The distribution, abundance, and population characteristics of large, highly mobile crab species (Cancer antennarius, C. anthonyi, C. productus, Loxorhynchus grandis) differed in relation to an offshore oil platform in the Santa Barbara Channel, California, USA. Only C. antennarius individuals recruited onto the platform, primarily into the attached community of Mytilus galloprovincialis and M. californianus at depths of <02 to 15 m. The higher CPUE (catch per unit effort) of C. antennarius beneath the platform, compared with nearby soft bottom stations, suggested that this species remained primarily in the vicinity of the platform. Although C. anthonyi did not recruit at the platform, adult female C. anthonyi were attracted to the platform from surrounding habitat. The higher CPUE of female C. anthonyi beneath the platform, compared with soft bottom stations, suggested that habitat selection is related to reproduction in this species. C. productus and Loxorhynchus grandis were present in low numbers at all benthic stations.

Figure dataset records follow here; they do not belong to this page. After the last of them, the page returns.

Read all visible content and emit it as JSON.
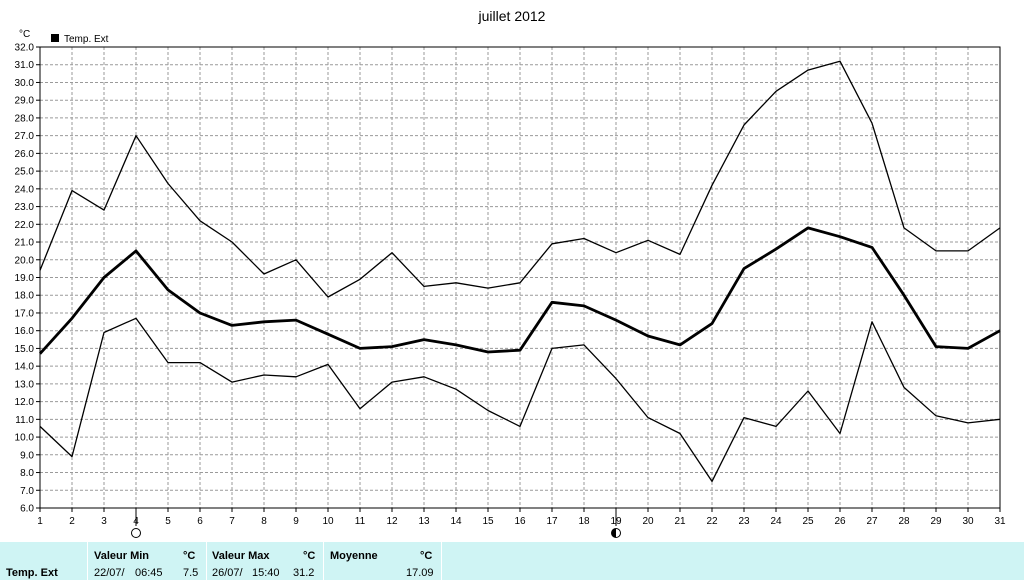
{
  "chart_data": {
    "type": "line",
    "title": "juillet 2012",
    "ylabel": "°C",
    "legend": {
      "label": "Temp. Ext",
      "placement": "top-left"
    },
    "grid": true,
    "x": [
      1,
      2,
      3,
      4,
      5,
      6,
      7,
      8,
      9,
      10,
      11,
      12,
      13,
      14,
      15,
      16,
      17,
      18,
      19,
      20,
      21,
      22,
      23,
      24,
      25,
      26,
      27,
      28,
      29,
      30,
      31
    ],
    "ylim": [
      6.0,
      32.0
    ],
    "yticks": [
      "6.0",
      "7.0",
      "8.0",
      "9.0",
      "10.0",
      "11.0",
      "12.0",
      "13.0",
      "14.0",
      "15.0",
      "16.0",
      "17.0",
      "18.0",
      "19.0",
      "20.0",
      "21.0",
      "22.0",
      "23.0",
      "24.0",
      "25.0",
      "26.0",
      "27.0",
      "28.0",
      "29.0",
      "30.0",
      "31.0",
      "32.0"
    ],
    "series": [
      {
        "role": "max",
        "width": 1.3,
        "values": [
          19.4,
          23.9,
          22.8,
          27.0,
          24.3,
          22.2,
          21.0,
          19.2,
          20.0,
          17.9,
          18.9,
          20.4,
          18.5,
          18.7,
          18.4,
          18.7,
          20.9,
          21.2,
          20.4,
          21.1,
          20.3,
          24.2,
          27.6,
          29.5,
          30.7,
          31.2,
          27.7,
          21.8,
          20.5,
          20.5,
          21.8
        ]
      },
      {
        "role": "mean",
        "width": 2.8,
        "values": [
          14.7,
          16.7,
          19.0,
          20.5,
          18.3,
          17.0,
          16.3,
          16.5,
          16.6,
          15.8,
          15.0,
          15.1,
          15.5,
          15.2,
          14.8,
          14.9,
          17.6,
          17.4,
          16.6,
          15.7,
          15.2,
          16.4,
          19.5,
          20.6,
          21.8,
          21.3,
          20.7,
          18.0,
          15.1,
          15.0,
          16.0
        ]
      },
      {
        "role": "min",
        "width": 1.3,
        "values": [
          10.6,
          8.9,
          15.9,
          16.7,
          14.2,
          14.2,
          13.1,
          13.5,
          13.4,
          14.1,
          11.6,
          13.1,
          13.4,
          12.7,
          11.5,
          10.6,
          15.0,
          15.2,
          13.3,
          11.1,
          10.2,
          7.5,
          11.1,
          10.6,
          12.6,
          10.2,
          16.5,
          12.8,
          11.2,
          10.8,
          11.0
        ]
      }
    ],
    "moon_markers": [
      {
        "day": 4,
        "phase": "full-moon-icon"
      },
      {
        "day": 19,
        "phase": "new-moon-icon"
      }
    ]
  },
  "stats": {
    "row_label": "Temp. Ext",
    "min_header": "Valeur Min",
    "unit1": "°C",
    "min_date": "22/07/",
    "min_time": "06:45",
    "min_value": "7.5",
    "max_header": "Valeur Max",
    "unit2": "°C",
    "max_date": "26/07/",
    "max_time": "15:40",
    "max_value": "31.2",
    "avg_header": "Moyenne",
    "unit3": "°C",
    "avg_value": "17.09"
  }
}
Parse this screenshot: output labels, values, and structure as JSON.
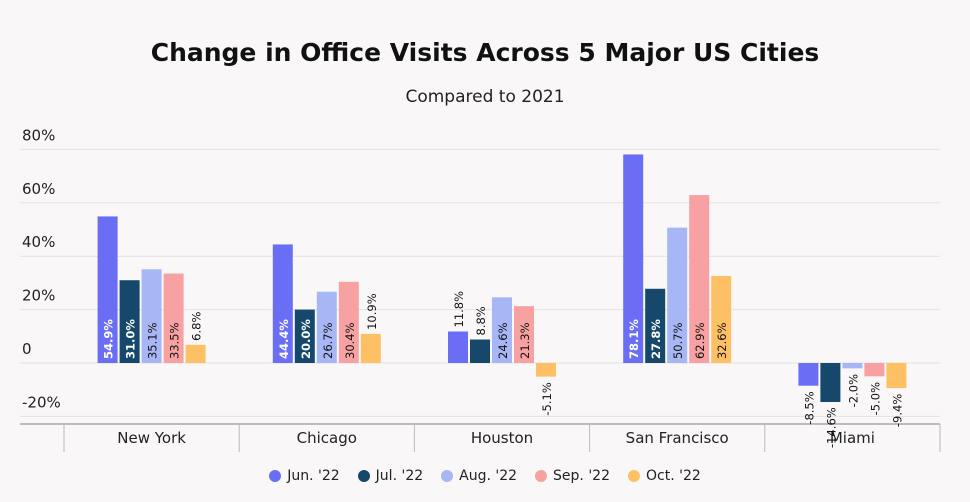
{
  "chart_data": {
    "type": "bar",
    "title": "Change in Office Visits Across 5 Major US Cities",
    "subtitle": "Compared to 2021",
    "categories": [
      "New York",
      "Chicago",
      "Houston",
      "San Francisco",
      "Miami"
    ],
    "series": [
      {
        "name": "Jun. '22",
        "color": "#6a6ef5",
        "values": [
          54.9,
          44.4,
          11.8,
          78.1,
          -8.5
        ],
        "labels": [
          "54.9%",
          "44.4%",
          "11.8%",
          "78.1%",
          "-8.5%"
        ]
      },
      {
        "name": "Jul. '22",
        "color": "#15486a",
        "values": [
          31.0,
          20.0,
          8.8,
          27.8,
          -14.6
        ],
        "labels": [
          "31.0%",
          "20.0%",
          "8.8%",
          "27.8%",
          "-14.6%"
        ]
      },
      {
        "name": "Aug. '22",
        "color": "#a7b6f4",
        "values": [
          35.1,
          26.7,
          24.6,
          50.7,
          -2.0
        ],
        "labels": [
          "35.1%",
          "26.7%",
          "24.6%",
          "50.7%",
          "-2.0%"
        ]
      },
      {
        "name": "Sep. '22",
        "color": "#f7a1a2",
        "values": [
          33.5,
          30.4,
          21.3,
          62.9,
          -5.0
        ],
        "labels": [
          "33.5%",
          "30.4%",
          "21.3%",
          "62.9%",
          "-5.0%"
        ]
      },
      {
        "name": "Oct. '22",
        "color": "#fec065",
        "values": [
          6.8,
          10.9,
          -5.1,
          32.6,
          -9.4
        ],
        "labels": [
          "6.8%",
          "10.9%",
          "-5.1%",
          "32.6%",
          "-9.4%"
        ]
      }
    ],
    "yticks": [
      80,
      60,
      40,
      20,
      0,
      -20
    ],
    "ytick_labels": [
      "80%",
      "60%",
      "40%",
      "20%",
      "0",
      "-20%"
    ],
    "ylim": [
      -20,
      80
    ],
    "grid": true,
    "legend_position": "bottom"
  }
}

The distribution and abundance of these crab species fit into 3 of 4 hypothesized scenarios that described different combinations of recruitment, distribution and abundance of mobile species around oil platforms: (1) 'recruitment/emigration', a platform provides recruitment habitat and individuals that recruit to the platform emigrate at some point to the surrounding environment, (2) 'recruitment/resident', a platform provides recruitment habitat, but individuals remain in the vicinity of the structure (C. antennarius), (3) 'attraction', individuals that recruited elsewhere are attracted to and aggregate at a platform (C. anthonyi), and (4) 'visitor', individuals that recruited elsewhere occur temporarily at the platform without aggregation (C. productus, L. grandis). Our results, in the context of these scenarios, illustrate the need to consider the responses of individual species to artificial structures.